# adding a juice groove to a cutting board



## JFPNCM (Dec 13, 2009)

I'm considering adding a juice groove to a new end grain cutting board and would appreciate comments on the following:

1) The board is a checkerboard design with maple, cherry, walnut and oak pieces each with a surface area of about 1" x 2". Should I be concerned about blow out as the bit passes across these pieces?

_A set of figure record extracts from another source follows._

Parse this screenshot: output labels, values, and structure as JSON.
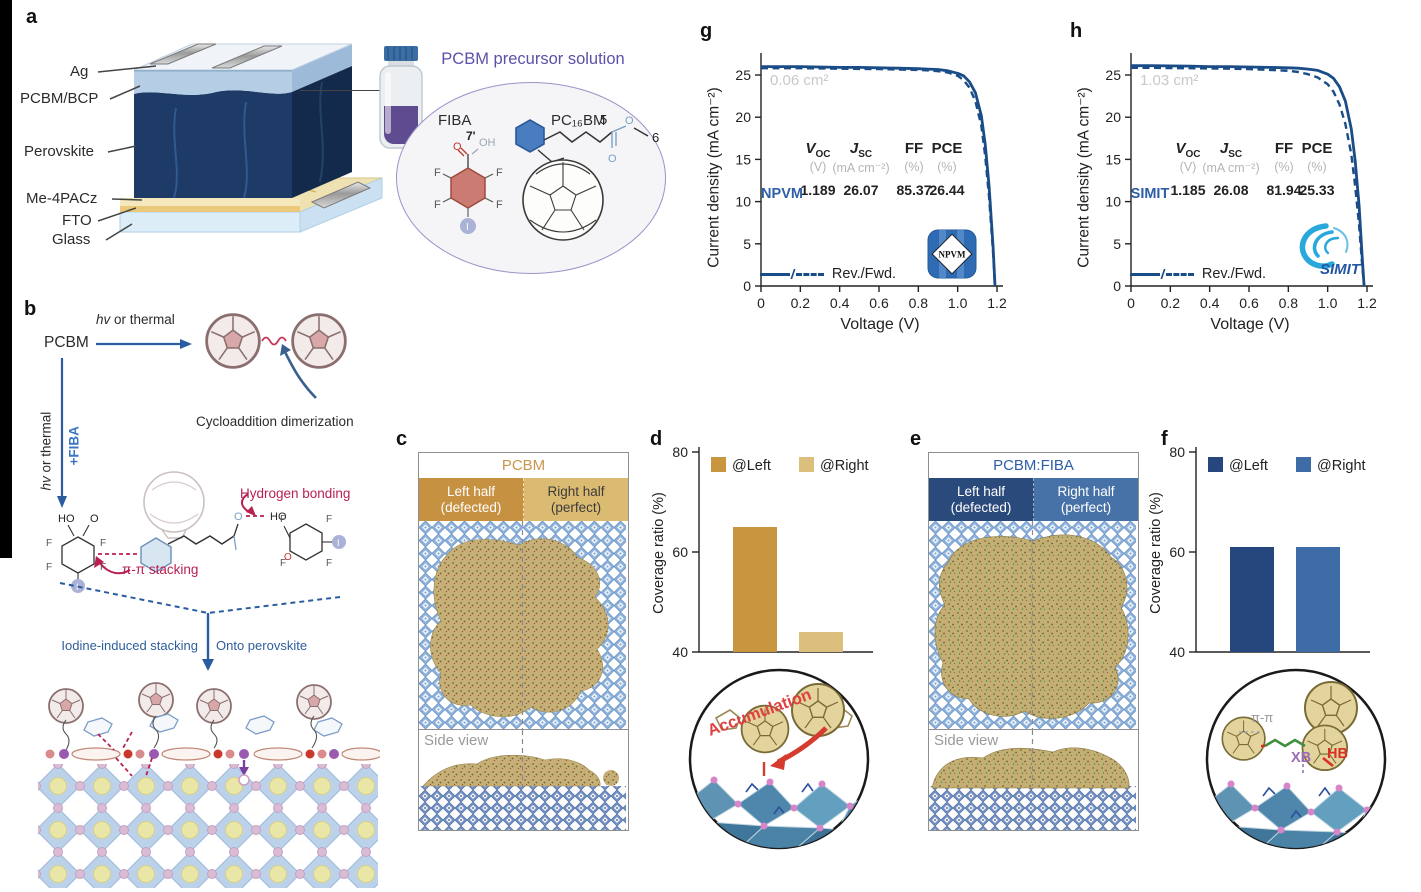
{
  "atoms": {
    "f": "F",
    "i": "I",
    "o": "O",
    "oh": "OH",
    "ho": "HO",
    "pos7": "7'",
    "five": "5",
    "six": "6"
  },
  "panel_a": {
    "label": "a",
    "layers": [
      "Ag",
      "PCBM/BCP",
      "Perovskite",
      "Me-4PACz",
      "FTO",
      "Glass"
    ],
    "solution_title": "PCBM precursor solution",
    "fiba_name": "FIBA",
    "pcbm_name": "PC₁₆BM"
  },
  "panel_b": {
    "label": "b",
    "reactant": "PCBM",
    "top_arrow_hv": "hv",
    "top_arrow_rest": " or thermal",
    "left_arrow_hv": "hv",
    "left_arrow_rest": " or thermal",
    "left_arrow_label2": "+FIBA",
    "dimerization_label": "Cycloaddition dimerization",
    "hbond_label": "Hydrogen bonding",
    "pipi_label": "π-π stacking",
    "iodine_label": "Iodine-induced stacking",
    "perovskite_label": "Onto perovskite"
  },
  "panel_c": {
    "label": "c",
    "title": "PCBM",
    "left_header_line1": "Left half",
    "left_header_line2": "(defected)",
    "right_header_line1": "Right half",
    "right_header_line2": "(perfect)",
    "side_view_label": "Side view"
  },
  "panel_d": {
    "label": "d",
    "inset_label": "Accumulation"
  },
  "panel_e": {
    "label": "e",
    "title": "PCBM:FIBA",
    "left_header_line1": "Left half",
    "left_header_line2": "(defected)",
    "right_header_line1": "Right half",
    "right_header_line2": "(perfect)",
    "side_view_label": "Side view"
  },
  "panel_f": {
    "label": "f",
    "inset_pipi": "π-π",
    "inset_xb": "XB",
    "inset_hb": "HB"
  },
  "panel_g": {
    "label": "g"
  },
  "panel_h": {
    "label": "h"
  },
  "chart_data": [
    {
      "id": "d",
      "type": "bar",
      "title": "",
      "categories": [
        "@Left",
        "@Right"
      ],
      "values": [
        65,
        44
      ],
      "colors": [
        "#C8963F",
        "#DCBE7D"
      ],
      "ylabel": "Coverage ratio (%)",
      "xlabel": "",
      "ylim": [
        40,
        80
      ],
      "yticks": [
        40,
        60,
        80
      ],
      "legend": [
        "@Left",
        "@Right"
      ],
      "legend_position": "top",
      "grid": false
    },
    {
      "id": "f",
      "type": "bar",
      "title": "",
      "categories": [
        "@Left",
        "@Right"
      ],
      "values": [
        61,
        61
      ],
      "colors": [
        "#25477E",
        "#3E6CA6"
      ],
      "ylabel": "Coverage ratio (%)",
      "xlabel": "",
      "ylim": [
        40,
        80
      ],
      "yticks": [
        40,
        60,
        80
      ],
      "legend": [
        "@Left",
        "@Right"
      ],
      "legend_position": "top",
      "grid": false
    },
    {
      "id": "g",
      "type": "line",
      "title": "",
      "xlabel": "Voltage (V)",
      "ylabel": "Current density (mA cm⁻²)",
      "xlim": [
        0,
        1.2
      ],
      "ylim": [
        0,
        25
      ],
      "xticks": [
        0,
        0.2,
        0.4,
        0.6,
        0.8,
        1.0,
        1.2
      ],
      "yticks": [
        0,
        5,
        10,
        15,
        20,
        25
      ],
      "area_label": "0.06 cm²",
      "legend_label": "Rev./Fwd.",
      "logo": "NPVM",
      "grid": false,
      "table": {
        "cols": [
          {
            "sym_italic": "V",
            "sym": "",
            "sub": "OC",
            "unit": "(V)"
          },
          {
            "sym_italic": "J",
            "sym": "",
            "sub": "SC",
            "unit": "(mA cm⁻²)"
          },
          {
            "sym_italic": "",
            "sym": "FF",
            "sub": "",
            "unit": "(%)"
          },
          {
            "sym_italic": "",
            "sym": "PCE",
            "sub": "",
            "unit": "(%)"
          }
        ],
        "row_label": "NPVM",
        "values": [
          "1.189",
          "26.07",
          "85.37",
          "26.44"
        ]
      },
      "series": [
        {
          "name": "Rev.",
          "style": "solid",
          "x": [
            0,
            0.1,
            0.2,
            0.3,
            0.4,
            0.5,
            0.6,
            0.7,
            0.8,
            0.85,
            0.9,
            0.95,
            1.0,
            1.03,
            1.06,
            1.09,
            1.12,
            1.14,
            1.16,
            1.18,
            1.19
          ],
          "y": [
            26.0,
            26.0,
            26.0,
            25.95,
            25.9,
            25.9,
            25.85,
            25.8,
            25.75,
            25.7,
            25.65,
            25.5,
            25.2,
            24.9,
            24.2,
            22.9,
            20.2,
            16.8,
            11.8,
            4.6,
            0
          ]
        },
        {
          "name": "Fwd.",
          "style": "dashed",
          "x": [
            0,
            0.1,
            0.2,
            0.3,
            0.4,
            0.5,
            0.6,
            0.7,
            0.8,
            0.85,
            0.9,
            0.95,
            1.0,
            1.03,
            1.06,
            1.09,
            1.12,
            1.14,
            1.16,
            1.18,
            1.19
          ],
          "y": [
            25.8,
            25.8,
            25.8,
            25.78,
            25.75,
            25.72,
            25.7,
            25.65,
            25.6,
            25.55,
            25.45,
            25.3,
            24.9,
            24.4,
            23.5,
            21.9,
            19.0,
            15.4,
            10.5,
            3.9,
            0
          ]
        }
      ]
    },
    {
      "id": "h",
      "type": "line",
      "title": "",
      "xlabel": "Voltage (V)",
      "ylabel": "Current density (mA cm⁻²)",
      "xlim": [
        0,
        1.2
      ],
      "ylim": [
        0,
        25
      ],
      "xticks": [
        0,
        0.2,
        0.4,
        0.6,
        0.8,
        1.0,
        1.2
      ],
      "yticks": [
        0,
        5,
        10,
        15,
        20,
        25
      ],
      "area_label": "1.03 cm²",
      "legend_label": "Rev./Fwd.",
      "logo": "SIMIT",
      "grid": false,
      "table": {
        "cols": [
          {
            "sym_italic": "V",
            "sym": "",
            "sub": "OC",
            "unit": "(V)"
          },
          {
            "sym_italic": "J",
            "sym": "",
            "sub": "SC",
            "unit": "(mA cm⁻²)"
          },
          {
            "sym_italic": "",
            "sym": "FF",
            "sub": "",
            "unit": "(%)"
          },
          {
            "sym_italic": "",
            "sym": "PCE",
            "sub": "",
            "unit": "(%)"
          }
        ],
        "row_label": "SIMIT",
        "values": [
          "1.185",
          "26.08",
          "81.94",
          "25.33"
        ]
      },
      "series": [
        {
          "name": "Rev.",
          "style": "solid",
          "x": [
            0,
            0.1,
            0.2,
            0.3,
            0.4,
            0.5,
            0.6,
            0.7,
            0.8,
            0.85,
            0.9,
            0.95,
            1.0,
            1.03,
            1.06,
            1.09,
            1.12,
            1.14,
            1.16,
            1.175,
            1.185
          ],
          "y": [
            26.1,
            26.1,
            26.08,
            26.05,
            26.0,
            26.0,
            25.95,
            25.9,
            25.85,
            25.8,
            25.7,
            25.55,
            25.1,
            24.6,
            23.6,
            21.9,
            18.6,
            14.8,
            9.5,
            3.6,
            0
          ]
        },
        {
          "name": "Fwd.",
          "style": "dashed",
          "x": [
            0,
            0.1,
            0.2,
            0.3,
            0.4,
            0.5,
            0.6,
            0.7,
            0.8,
            0.85,
            0.9,
            0.95,
            1.0,
            1.03,
            1.06,
            1.09,
            1.12,
            1.14,
            1.16,
            1.175,
            1.185
          ],
          "y": [
            25.85,
            25.85,
            25.82,
            25.8,
            25.78,
            25.75,
            25.7,
            25.6,
            25.5,
            25.35,
            25.1,
            24.7,
            23.9,
            23.0,
            21.5,
            19.2,
            15.6,
            11.8,
            7.2,
            2.6,
            0
          ]
        }
      ]
    }
  ]
}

2) Is there a recommended bit and depth?

3) The overall dimensions are 14 x16". On that basis how far in from the edges would you place the groove? 

Thanks in advance.


----------



## Stick486 (Jan 4, 2013)

JFPNCM said:


> I'm considering adding a juice groove to a new end grain cutting board and would appreciate comments on the following:
> 
> 1) The board is a checkerboard design with maple, cherry, walnut and oak pieces each with a surface area of about 1" x 2". Should I be concerned about blow out as the bit passes across these pieces?
> 
> ...


1... no...
2... ½~¾''...
3.. bowl or ball bit..


----------



## JFPNCM (Dec 13, 2009)

@Stick486

Thanks Stick. Very helpful as always. 

Hope the snows come o you soon. 2' on Mt hood and it looks GREAT.


----------



## Stick486 (Jan 4, 2013)

JFPNCM said:


> @Stick486
> 
> Thanks Stick. Very helpful as always.
> 
> Hope the snows come o you soon. 2' on Mt hood and it looks GREAT.


yur welcome..
snows showed up at the end of July...


----------



## rrrun (Jun 17, 2014)

Stick486 said:


> 1... no...
> 2... ½~¾''...
> 3.. bowl or ball bit..


What he said. 

I would do a 1/2" ball nose, 3/4" from the edge. Note you're losing 2-1/2" of work space in each direction with this process.

Relieve the edges of the groove with your sander, and you're done!


----------



## JFPNCM (Dec 13, 2009)

@rrrun

Appreciate the added suggestion. 

Based on the layout of the board and approx. 1' x 2" dimension of each piece that grove should work very well. I'll post the finished photos later.


----------



## subtleaccents (Nov 5, 2011)

This HDPE cutting board is 12" x 16" and I used a 3/4" ball nose bit cutting at 1/4" depth.


----------